By Exclusive Concepts Blog Team

Even though the evidence is clear that search marketing is the leading force in online advertising, Google and Yahoo are both enhancing their advertising offerings beyond search. Google just announced that they will allow advertisers to bid separately on search and content ads. (Previously search and content bids were combined.) Their content network consists of topic-specific news pages, websites, and blogs, while the search ads appear on keyword-specific search engine results pages. Google’s blog explains the new system:

Yesterday, we released content bids. This feature will allow you to place one bid (or maximum CPC) for ads that run on search sites and an entirely separate bid for ads running on content sites within the Google Network. In addition, we’ll now evaluate your keywords for content targeting separately, ensuring that we’re able to target your ads as accurately as possible on the content network.

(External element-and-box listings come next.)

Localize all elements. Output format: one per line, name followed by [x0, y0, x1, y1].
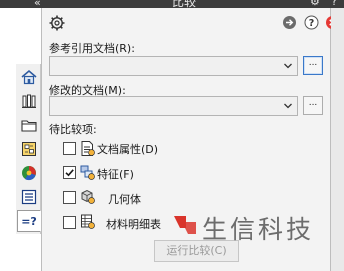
reference-doc-combo[interactable]	[49, 56, 298, 76]
right-edge-strip	[331, 8, 344, 271]
watermark-logo	[174, 216, 196, 234]
watermark-text: 生信科技	[202, 215, 315, 244]
chevron-down-icon	[284, 63, 292, 69]
custom-properties-icon	[21, 189, 36, 205]
library-books-icon	[21, 94, 36, 108]
help-circle-icon[interactable]: ?	[304, 15, 319, 30]
tab-view-palette[interactable]	[17, 138, 40, 160]
features-icon	[80, 165, 95, 180]
arrow-circle-icon[interactable]	[282, 15, 297, 30]
chevron-down-icon	[284, 103, 292, 109]
title-bar: « 比较 ⚙ ?	[0, 0, 344, 8]
document-properties-icon	[81, 141, 95, 156]
appearance-color-icon	[21, 166, 36, 181]
view-palette-icon	[21, 142, 36, 156]
collapse-chevron-icon[interactable]: «	[34, 0, 41, 8]
document-properties-checkbox[interactable]	[63, 142, 76, 155]
document-properties-label: 文档属性(D)	[97, 143, 159, 156]
geometry-icon	[81, 189, 95, 204]
features-label: 特征(F)	[97, 168, 134, 181]
gear-icon[interactable]	[48, 14, 66, 32]
tab-compare[interactable]: =?	[17, 210, 41, 232]
folder-icon	[20, 120, 37, 132]
left-margin	[0, 8, 16, 271]
window-title: 比较	[172, 0, 197, 8]
geometry-checkbox[interactable]	[63, 191, 76, 204]
task-pane-tabs: =?	[16, 64, 41, 234]
tab-file-explorer[interactable]	[17, 114, 40, 136]
tab-custom-properties[interactable]	[17, 186, 40, 208]
tab-appearances[interactable]	[17, 162, 40, 184]
bill-of-materials-label: 材料明细表	[106, 218, 161, 231]
reference-doc-label: 参考引用文档(R):	[49, 42, 135, 55]
modified-browse-button[interactable]: ...	[303, 96, 323, 115]
geometry-label: 几何体	[108, 193, 141, 206]
compare-items-heading: 待比较项:	[49, 123, 97, 136]
checkmark-icon	[65, 169, 74, 177]
reference-browse-button[interactable]: ...	[303, 56, 323, 75]
title-right-icons[interactable]: ⚙ ?	[310, 0, 341, 8]
help-glyph: ?	[309, 18, 315, 29]
tab-home[interactable]	[17, 66, 40, 88]
bill-of-materials-checkbox[interactable]	[63, 216, 76, 229]
home-icon	[20, 69, 37, 85]
tab-design-library[interactable]	[17, 90, 40, 112]
bill-of-materials-icon	[81, 214, 95, 229]
features-checkbox[interactable]	[63, 166, 76, 179]
compare-icon: =?	[21, 214, 37, 228]
modified-doc-combo[interactable]	[49, 96, 298, 116]
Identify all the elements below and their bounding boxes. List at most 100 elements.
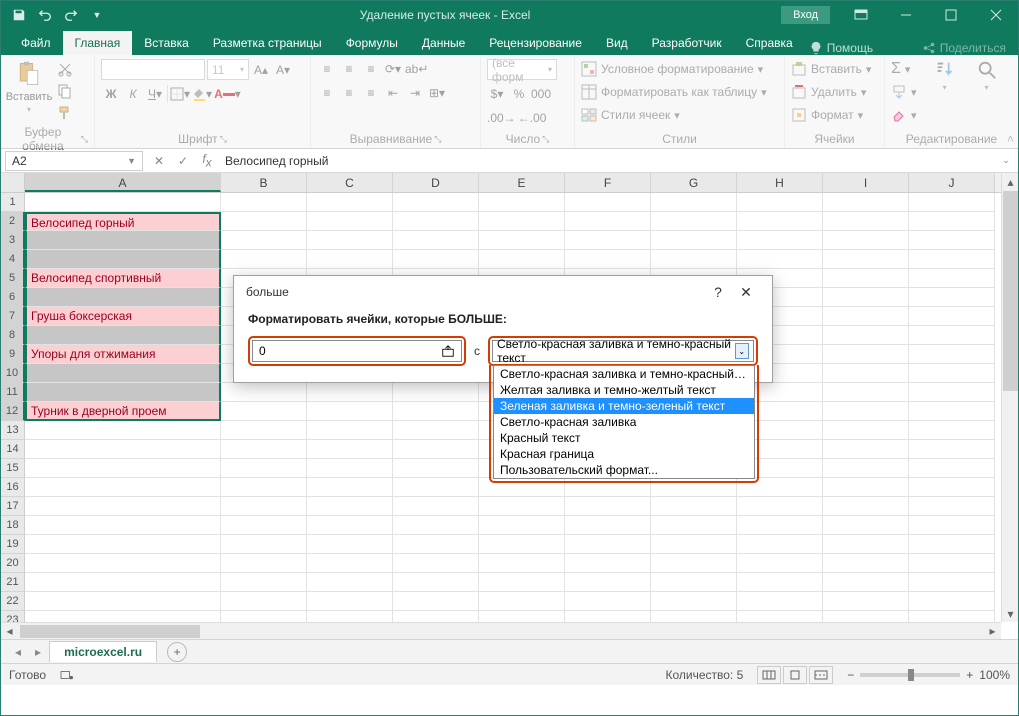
row-header[interactable]: 3 — [1, 231, 25, 250]
cell[interactable] — [909, 326, 995, 345]
align-bottom-icon[interactable]: ≡ — [361, 59, 381, 79]
cell[interactable] — [25, 193, 221, 212]
cell[interactable] — [651, 573, 737, 592]
cell[interactable] — [393, 554, 479, 573]
cell[interactable]: Велосипед спортивный — [25, 269, 221, 288]
cell[interactable] — [737, 497, 823, 516]
cell[interactable] — [651, 250, 737, 269]
cell[interactable] — [651, 212, 737, 231]
cell[interactable] — [393, 573, 479, 592]
cell[interactable] — [737, 554, 823, 573]
comma-icon[interactable]: 000 — [531, 84, 551, 104]
format-cells-button[interactable]: Формат ▾ — [791, 105, 871, 125]
tab-home[interactable]: Главная — [63, 31, 133, 55]
cell[interactable] — [823, 554, 909, 573]
dialog-launcher-icon[interactable]: ⤡ — [220, 134, 227, 145]
align-left-icon[interactable]: ≡ — [317, 83, 337, 103]
cell[interactable] — [823, 459, 909, 478]
merge-icon[interactable]: ⊞▾ — [427, 83, 447, 103]
format-painter-icon[interactable] — [55, 103, 75, 123]
row-header[interactable]: 20 — [1, 554, 25, 573]
tab-page-layout[interactable]: Разметка страницы — [201, 31, 334, 55]
cell[interactable] — [823, 478, 909, 497]
cell[interactable] — [307, 402, 393, 421]
decrease-font-icon[interactable]: A▾ — [273, 60, 293, 80]
cell[interactable] — [393, 497, 479, 516]
macro-recording-icon[interactable] — [60, 669, 74, 681]
cell[interactable] — [823, 250, 909, 269]
cell[interactable] — [25, 383, 221, 402]
view-page-break-icon[interactable] — [809, 666, 833, 684]
column-header[interactable]: A — [25, 173, 221, 192]
sort-filter-button[interactable]: ▾ — [927, 59, 963, 92]
select-all-corner[interactable] — [1, 173, 25, 192]
cell[interactable] — [565, 573, 651, 592]
cell[interactable] — [823, 212, 909, 231]
formula-input[interactable]: Велосипед горный — [219, 154, 994, 168]
row-header[interactable]: 8 — [1, 326, 25, 345]
scroll-up-icon[interactable]: ▴ — [1002, 173, 1018, 190]
tab-view[interactable]: Вид — [594, 31, 640, 55]
horizontal-scrollbar[interactable]: ◂ ▸ — [1, 622, 1001, 639]
row-header[interactable]: 12 — [1, 402, 25, 421]
dropdown-option[interactable]: Желтая заливка и темно-желтый текст — [494, 382, 754, 398]
align-center-icon[interactable]: ≡ — [339, 83, 359, 103]
scroll-right-icon[interactable]: ▸ — [984, 623, 1001, 640]
format-as-table-button[interactable]: Форматировать как таблицу ▾ — [581, 82, 767, 102]
find-select-button[interactable]: ▾ — [969, 59, 1005, 92]
zoom-in-icon[interactable]: + — [966, 668, 973, 682]
cell[interactable] — [221, 478, 307, 497]
column-header[interactable]: E — [479, 173, 565, 192]
cell[interactable] — [823, 193, 909, 212]
cell[interactable] — [565, 212, 651, 231]
cell[interactable] — [307, 459, 393, 478]
cell[interactable] — [479, 554, 565, 573]
row-header[interactable]: 15 — [1, 459, 25, 478]
cell[interactable] — [25, 288, 221, 307]
wrap-text-icon[interactable]: ab↵ — [405, 59, 428, 79]
italic-button[interactable]: К — [123, 84, 143, 104]
cell[interactable] — [393, 193, 479, 212]
cell[interactable] — [25, 250, 221, 269]
login-button[interactable]: Вход — [781, 6, 830, 24]
increase-decimal-icon[interactable]: .00→ — [487, 108, 516, 128]
column-header[interactable]: I — [823, 173, 909, 192]
cell[interactable] — [307, 554, 393, 573]
cell[interactable]: Турник в дверной проем — [25, 402, 221, 421]
row-header[interactable]: 10 — [1, 364, 25, 383]
cell[interactable] — [909, 307, 995, 326]
cell[interactable] — [909, 212, 995, 231]
cancel-formula-icon[interactable]: ✕ — [147, 150, 171, 172]
cell[interactable] — [221, 250, 307, 269]
share-button[interactable]: Поделиться — [922, 41, 1006, 55]
view-normal-icon[interactable] — [757, 666, 781, 684]
column-header[interactable]: J — [909, 173, 995, 192]
cell[interactable] — [823, 345, 909, 364]
vertical-scrollbar[interactable]: ▴ ▾ — [1001, 173, 1018, 622]
cell[interactable] — [823, 288, 909, 307]
column-header[interactable]: B — [221, 173, 307, 192]
cell[interactable] — [307, 440, 393, 459]
tab-data[interactable]: Данные — [410, 31, 477, 55]
cell[interactable] — [651, 497, 737, 516]
cell[interactable] — [737, 231, 823, 250]
cell[interactable] — [25, 573, 221, 592]
cell[interactable] — [393, 459, 479, 478]
decrease-decimal-icon[interactable]: ←.00 — [518, 108, 547, 128]
cell[interactable] — [479, 535, 565, 554]
cell[interactable] — [479, 193, 565, 212]
dialog-launcher-icon[interactable]: ⤡ — [542, 134, 549, 145]
column-header[interactable]: D — [393, 173, 479, 192]
cell[interactable] — [651, 611, 737, 622]
dropdown-option[interactable]: Светло-красная заливка и темно-красный т… — [494, 366, 754, 382]
cell[interactable] — [565, 231, 651, 250]
cell[interactable] — [221, 592, 307, 611]
cell[interactable] — [651, 193, 737, 212]
cell[interactable] — [823, 440, 909, 459]
tab-developer[interactable]: Разработчик — [640, 31, 734, 55]
tell-me[interactable]: Помощь — [809, 41, 873, 55]
view-page-layout-icon[interactable] — [783, 666, 807, 684]
tab-file[interactable]: Файл — [9, 31, 63, 55]
cell[interactable] — [565, 535, 651, 554]
align-right-icon[interactable]: ≡ — [361, 83, 381, 103]
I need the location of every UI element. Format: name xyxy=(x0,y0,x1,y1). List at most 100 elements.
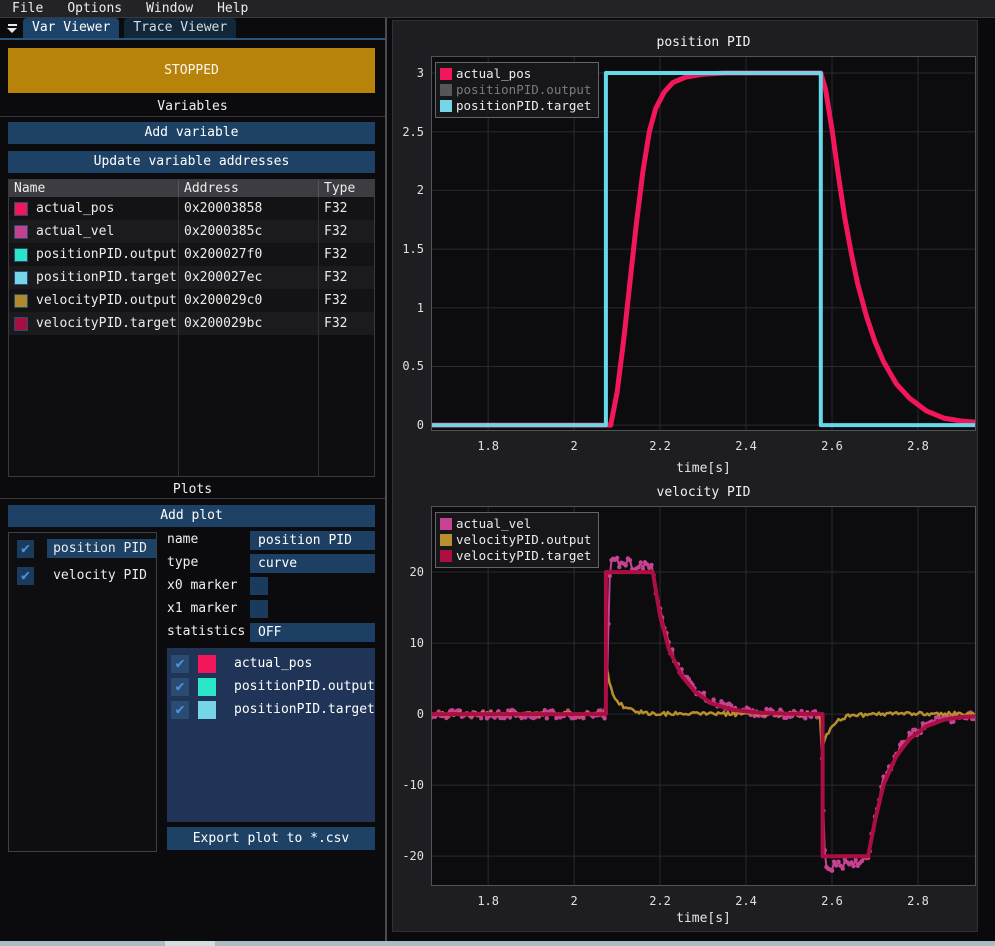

The Quick Online Tips blog says the separation will give advertisers “more control and flexibility??? in managing their campaigns. While reaction to the move in the blogosphere was mostly positive, blogger Aaron Wall thinks Google’s changes to the content network are too sudden:

How they can have such a large network and then just randomly announce that effective now things are changed? Some advertisers who do not log into their accounts in the next few days may come back from their holiday break to see a ton of formerly disabled overpriced content clicks killing their ROI.

At the same time, Yahoo is introducing a program that will enable advertisers to buy space in RSS feeds from blogs and other content sites. From the Web Marketing Blog:

The new program allows publishers to place ad listings within RSS feeds that are relevant to the content of the feed in general, or to a particular post… (You won’t see the ads on the blog itself, only on the RSS feed.)